悲衛伝(西尾維新)レビュー


●あらすじ

「月と太陽が対等なわけないでしょ。あたしにとっては”あのおかた”よ」

人工衛星【悲衛】の宇宙飛行士・空々空(そらからくう)の自室に突如現れたバニーガール
バニーガルは月の化身だと名乗った。
彼女は地球VS人類の戦争を停戦させるため太陽系の惑星(お話しやすいように人の形になってくれるそうです)の仲立ちを提案する。
『地球撲滅軍』のエースにして人類の英雄である空々空君(14歳)は
「だったら太陽と交渉したいな。惑星も恒星も一緒でしょ?」
と言ったらバニーガールは困ってしまった。
太陽様を怒らせたら、あとにはブラックホールしか残らないかも・・・

人類約20億人を片手間で滅ぼした水の惑星・地球(幼児)に、
丸腰の徒手空拳+無策で説得を試みるSFエンターテイメント


●名(迷)言達

「28億キロなんて、宇宙規模で考えたら、28センチと同じようなものですよ。30センチ定規で測れます」 by【天王星(少女)】

「話は通じると思うわよ。天王星みたいなひねくれものじゃないから。て言うか、自転軸、ほぼ垂直だから」 by【月(バニーガール)】

「先にネタバレしておくと、(土星は)天使の格好で来るから。天使の輪っか」 by【月(バニーガール)】

「座っていい? 準惑星ごときだけど」 by【冥王星(死神)】


●みどころ

ライトなSFかなぁ・・・とタカをくくって読みましたが、
ド派手な戦闘シーンや、鬼気迫るピンチといったものがないにもかかわらず、
展開がどんどん壮大になっていくところが爽快です。
交渉が進展するにつれて登場人物(惑星の化身)が増えていき、言葉の駆けあいが加速していくのが小気味よい感じです。
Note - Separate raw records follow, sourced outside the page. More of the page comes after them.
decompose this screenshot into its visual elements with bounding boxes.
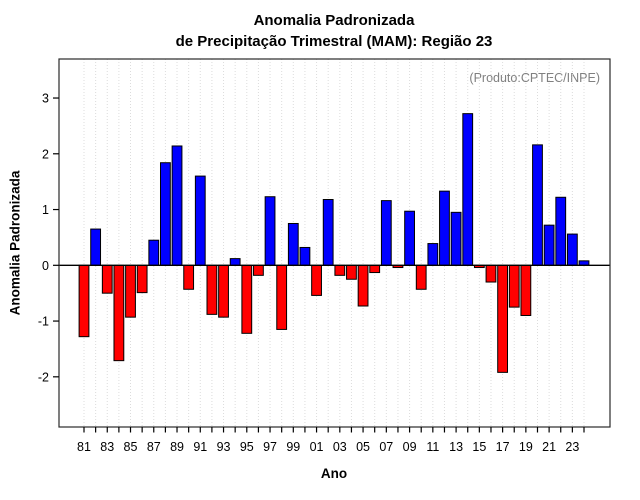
- bar-02: [322, 199, 334, 266]
- bar-05: [357, 264, 369, 307]
- bar-95: [241, 264, 253, 334]
- bar-81: [78, 264, 90, 338]
- x-tick-label: 85: [124, 440, 138, 454]
- bar-24: [578, 260, 590, 266]
- y-tick-label: 1: [42, 203, 49, 217]
- x-tick-label: 83: [100, 440, 114, 454]
- bar-82: [90, 228, 102, 266]
- chart-title-line2: de Precipitação Trimestral (MAM): Região…: [175, 33, 493, 50]
- bar-88: [159, 162, 171, 266]
- x-tick-label: 15: [472, 440, 486, 454]
- chart-title-line1: Anomalia Padronizada: [253, 12, 415, 29]
- bar-18: [508, 264, 520, 308]
- x-tick-label: 07: [379, 440, 393, 454]
- bar-00: [299, 246, 311, 266]
- bar-20: [532, 144, 543, 266]
- bar-06: [369, 264, 381, 274]
- bar-85: [125, 264, 136, 318]
- bar-89: [171, 145, 183, 266]
- bar-87: [148, 239, 160, 266]
- bar-97: [264, 196, 276, 266]
- bar-93: [218, 264, 229, 318]
- x-tick-label: 17: [496, 440, 510, 454]
- x-tick-label: 13: [449, 440, 463, 454]
- x-tick-label: 11: [426, 440, 439, 454]
- bar-22: [555, 196, 567, 266]
- bar-23: [566, 233, 578, 266]
- bar-04: [346, 264, 357, 280]
- bar-84: [113, 264, 125, 362]
- x-tick-label: 19: [519, 440, 533, 454]
- producer-annotation: (Produto:CPTEC/INPE): [469, 71, 600, 85]
- bar-98: [276, 264, 288, 330]
- bar-21: [543, 224, 555, 266]
- x-tick-label: 81: [77, 440, 91, 454]
- bar-01: [311, 264, 322, 296]
- plot-frame: [58, 58, 611, 428]
- x-tick-label: 87: [147, 440, 161, 454]
- x-tick-label: 23: [565, 440, 579, 454]
- x-axis-label: Ano: [320, 466, 348, 481]
- x-tick-label: 01: [310, 440, 324, 454]
- bar-83: [101, 264, 113, 294]
- bar-12: [439, 190, 450, 266]
- bar-07: [380, 200, 392, 266]
- x-tick-label: 03: [333, 440, 347, 454]
- bar-13: [450, 211, 462, 266]
- bar-17: [497, 264, 509, 373]
- bar-91: [194, 175, 206, 266]
- bar-90: [183, 264, 195, 290]
- y-tick-label: 3: [42, 92, 49, 106]
- x-tick-label: 93: [217, 440, 231, 454]
- x-tick-label: 89: [170, 440, 184, 454]
- bar-96: [253, 264, 264, 276]
- bar-11: [427, 243, 439, 266]
- bar-99: [287, 222, 299, 266]
- y-tick-label: -2: [38, 370, 49, 384]
- x-tick-label: 05: [356, 440, 370, 454]
- x-tick-label: 21: [542, 440, 556, 454]
- y-tick-label: 2: [42, 147, 49, 161]
- bar-19: [520, 264, 532, 316]
- y-tick-label: 0: [42, 259, 49, 273]
- x-tick-label: 99: [286, 440, 300, 454]
- bar-86: [136, 264, 148, 294]
- bar-92: [206, 264, 218, 315]
- x-tick-label: 95: [240, 440, 254, 454]
- bar-94: [229, 258, 241, 266]
- bar-03: [334, 264, 346, 276]
- bar-14: [462, 113, 474, 266]
- bar-09: [404, 210, 415, 266]
- x-tick-label: 97: [263, 440, 277, 454]
- x-tick-label: 91: [193, 440, 207, 454]
- bar-10: [415, 264, 427, 290]
- x-tick-label: 09: [403, 440, 417, 454]
- y-tick-label: -1: [38, 315, 49, 329]
- bar-16: [485, 264, 497, 283]
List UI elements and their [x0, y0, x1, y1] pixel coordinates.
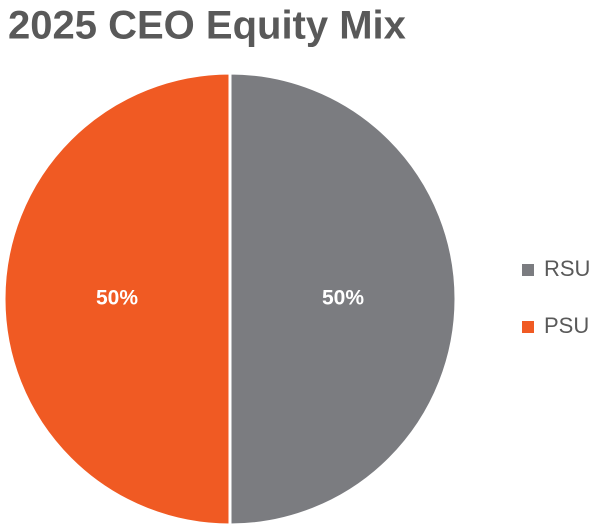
data-label: 50% — [322, 287, 364, 310]
legend-label: PSU — [544, 313, 589, 338]
pie-slice — [2, 71, 232, 527]
data-label: 50% — [96, 287, 138, 310]
pie-slice — [228, 71, 458, 527]
legend-label: RSU — [544, 256, 590, 281]
chart-title: 2025 CEO Equity Mix — [8, 4, 406, 48]
legend-swatch — [522, 321, 534, 333]
legend-swatch — [522, 264, 534, 276]
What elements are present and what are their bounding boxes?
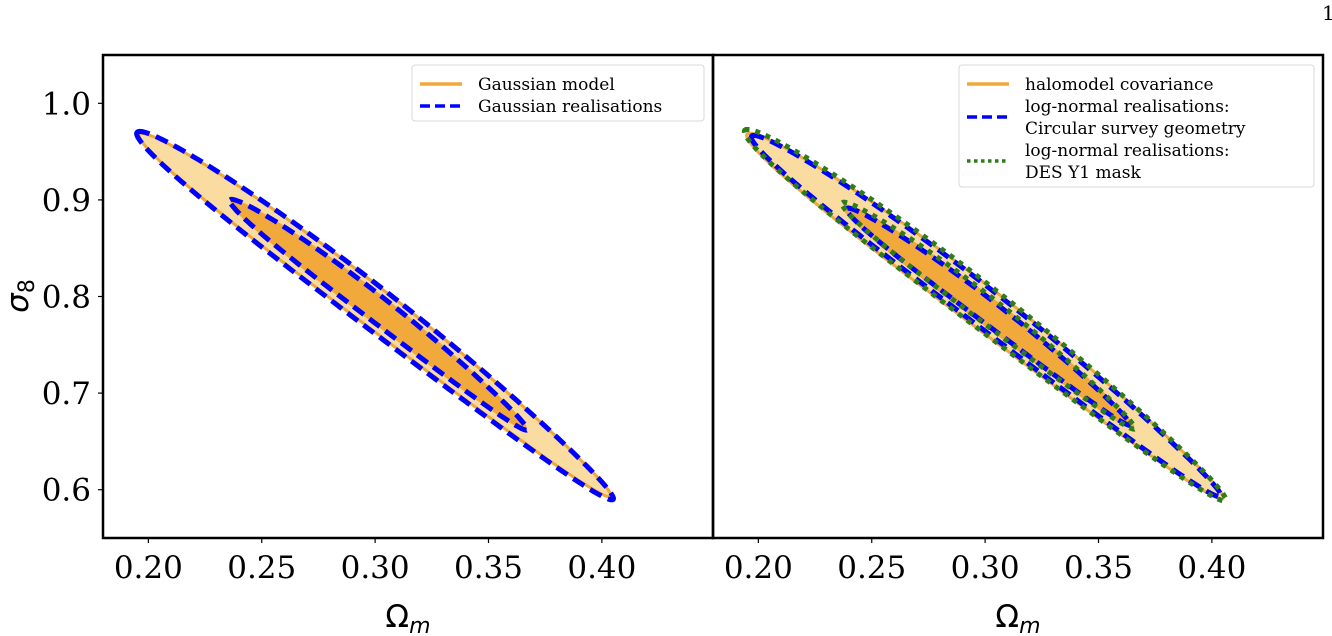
left-y-axis-label: σ8: [0, 279, 40, 313]
y-axis-label-group: σ8: [0, 279, 40, 313]
y-tick-label: 0.8: [42, 280, 91, 316]
y-tick-label: 0.6: [42, 473, 91, 509]
x-tick-label: 0.25: [227, 550, 296, 586]
right-contours: [741, 126, 1229, 504]
contour-dashed-1sigma: [227, 196, 530, 433]
right-panel: 0.20 0.25 0.30 0.35 0.40 Ωm halomodel covari…: [711, 53, 1325, 636]
contour-dashed-1sigma: [844, 205, 1133, 428]
right-x-ticks: 0.20 0.25 0.30 0.35 0.40: [724, 538, 1246, 586]
contour-dashed-2sigma: [134, 128, 616, 503]
x-tick-label: 0.30: [341, 550, 410, 586]
x-tick-label: 0.35: [1064, 550, 1133, 586]
contour-dashed-2sigma: [748, 132, 1224, 500]
left-axes-frame: [101, 53, 715, 540]
x-tick-label: 0.40: [567, 550, 636, 586]
x-tick-label: 0.30: [951, 550, 1020, 586]
legend-label-line2: Circular survey geometry: [1025, 119, 1246, 139]
left-y-ticks: 0.6 0.7 0.8 0.9 1.0: [42, 86, 103, 509]
left-x-axis-label: Ωm: [385, 599, 430, 636]
legend-box: [411, 64, 705, 122]
x-tick-label: 0.40: [1177, 550, 1246, 586]
contour-dotted-2sigma: [741, 126, 1229, 504]
right-x-axis-label: Ωm: [995, 599, 1040, 636]
left-contours: [134, 128, 616, 503]
x-tick-label: 0.35: [454, 550, 523, 586]
right-axes-frame: [711, 53, 1325, 540]
legend-label: Gaussian realisations: [478, 97, 662, 117]
y-tick-label: 0.9: [42, 183, 91, 219]
page-number: 1: [1322, 1, 1332, 25]
x-tick-label: 0.20: [114, 550, 183, 586]
x-tick-label: 0.25: [837, 550, 906, 586]
legend-box: [958, 64, 1315, 188]
legend-label: halomodel covariance: [1025, 75, 1214, 95]
legend-label: Gaussian model: [478, 75, 615, 95]
legend-label-line2: DES Y1 mask: [1025, 163, 1142, 183]
left-x-ticks: 0.20 0.25 0.30 0.35 0.40: [114, 538, 636, 586]
y-tick-label: 0.7: [42, 376, 91, 412]
contour-filled-1sigma: [842, 204, 1135, 429]
contour-dotted-1sigma: [839, 199, 1138, 432]
legend-label: log-normal realisations:: [1025, 141, 1230, 161]
x-tick-label: 0.20: [724, 550, 793, 586]
contour-filled-1sigma: [230, 199, 527, 430]
left-panel: 0.20 0.25 0.30 0.35 0.40 0.60.70.80.91.0 Ωm …: [0, 53, 715, 636]
y-tick-label: 1.0: [42, 86, 91, 122]
legend-label: log-normal realisations:: [1025, 97, 1230, 117]
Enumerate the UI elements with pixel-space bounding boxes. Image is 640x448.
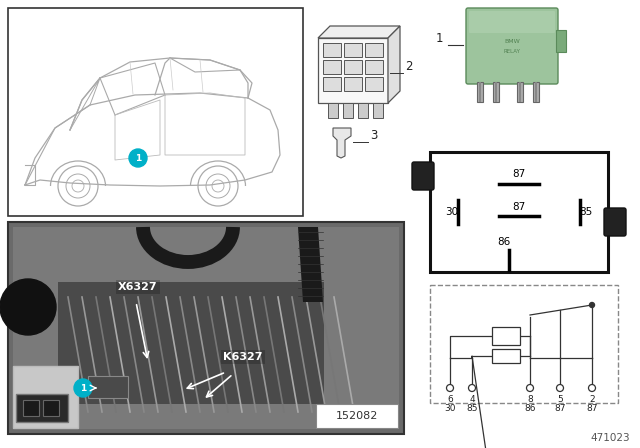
Bar [58,282,324,404]
Bar [517,82,523,102]
Text: K6327: K6327 [223,352,262,362]
Bar [8,222,404,434]
Text: 4: 4 [469,395,475,404]
Bar [492,327,520,345]
Polygon shape [388,26,400,103]
Text: 87: 87 [513,169,525,179]
Bar [328,103,338,118]
Text: 2: 2 [589,395,595,404]
Circle shape [447,384,454,392]
Text: 471023: 471023 [590,433,630,443]
Bar [318,38,388,103]
Text: X6327: X6327 [118,282,157,292]
Bar [13,366,78,428]
Bar [495,82,497,102]
Bar [43,400,59,416]
Text: 152082: 152082 [336,411,378,421]
Bar [23,400,39,416]
Bar [323,77,341,91]
Text: 87: 87 [586,404,598,413]
Bar [365,77,383,91]
Bar [535,82,537,102]
Bar [533,82,539,102]
Bar [344,43,362,57]
Text: RELAY: RELAY [504,48,520,53]
Bar [88,376,128,398]
Bar [492,349,520,363]
Polygon shape [298,227,323,302]
Circle shape [74,379,92,397]
Bar [343,103,353,118]
Text: 5: 5 [557,395,563,404]
Text: 87: 87 [513,202,525,212]
Text: 86: 86 [497,237,511,247]
Text: BMW: BMW [504,39,520,43]
Text: 85: 85 [579,207,593,217]
Bar [430,285,618,403]
Circle shape [527,384,534,392]
Bar [373,103,383,118]
FancyBboxPatch shape [469,11,555,33]
Bar [16,394,68,422]
Circle shape [557,384,563,392]
Bar [13,227,399,429]
Bar [430,152,608,272]
Polygon shape [318,26,400,38]
Bar [493,82,499,102]
Bar [8,8,303,216]
Bar [365,43,383,57]
Circle shape [468,384,476,392]
FancyBboxPatch shape [466,8,558,84]
Text: 85: 85 [467,404,477,413]
Bar [323,43,341,57]
Text: 1: 1 [135,154,141,163]
Text: 6: 6 [447,395,453,404]
Text: 30: 30 [445,207,459,217]
Circle shape [129,149,147,167]
Bar [519,82,521,102]
Bar [479,82,481,102]
Bar [358,103,368,118]
Bar [344,77,362,91]
Bar [556,30,566,52]
Polygon shape [333,128,351,158]
Text: 1: 1 [80,383,86,392]
Text: 3: 3 [370,129,378,142]
Bar [344,60,362,74]
Text: 87: 87 [554,404,566,413]
Bar [477,82,483,102]
FancyBboxPatch shape [412,162,434,190]
Text: 30: 30 [444,404,456,413]
Circle shape [0,279,56,335]
Bar [365,60,383,74]
FancyBboxPatch shape [604,208,626,236]
Circle shape [589,302,595,307]
Text: 1: 1 [436,32,444,45]
Text: 86: 86 [524,404,536,413]
Circle shape [589,384,595,392]
Text: 2: 2 [405,60,413,73]
Bar [323,60,341,74]
Bar [316,404,398,428]
Text: 8: 8 [527,395,533,404]
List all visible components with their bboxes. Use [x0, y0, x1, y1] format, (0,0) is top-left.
上掲のあらすじは1章を要約したものですが、2章以降は太陽に協力を要請するにもまずは外堀からということで、主人公は太陽系惑星の方々から交渉を始めます。
交渉の順番は各惑星の公転周期から相対的に近い順に面談していきます。
なので、ダブルブッキングになることも有ります。 行き当たりばったりですね。

交渉の一番はじめにやること・・・それは来賓の惑星方(少女、女戦士、令嬢、天使etc)にニックネームをつけることです。

空々空君が命名する安易なネーミングセンスが面白い。
青い氷の星だから”ブループ(ブループラネット)
自転周期がやたら早いから”スピーン”etc・・・
その名前で納得したり、もの申したりする惑星の化身たち(交渉しやすいように相手に合わせて見せ方を変えているらしい)が、なんかかわいい。


●読んでみての感想

シリーズものだと知らず読みました。
本作は『伝説』シリーズという西尾維新さんの第8作目となります。
この作品の前のシリーズは全く読んだことがないのですが、楽しめました。

惑星が人の姿で現れて主人公が交渉します。
惑星達はそれぞれの利害や、見解、性格がしっかりと書き込まれていて
主人公は最初行き当たりばったりな交渉をしていたけれど、物語が進むうちに交渉戦略を考えるようになってきて
「彼女(惑星)は反対意見を持っているから、この人(惑星)とブッキングさせて会談しよう」
と進行させて、地球による全人類抹殺計画を、太陽系の惑星達が一致団結して、これを阻止する”惑星直列”計画を打ち出すところが面白かった。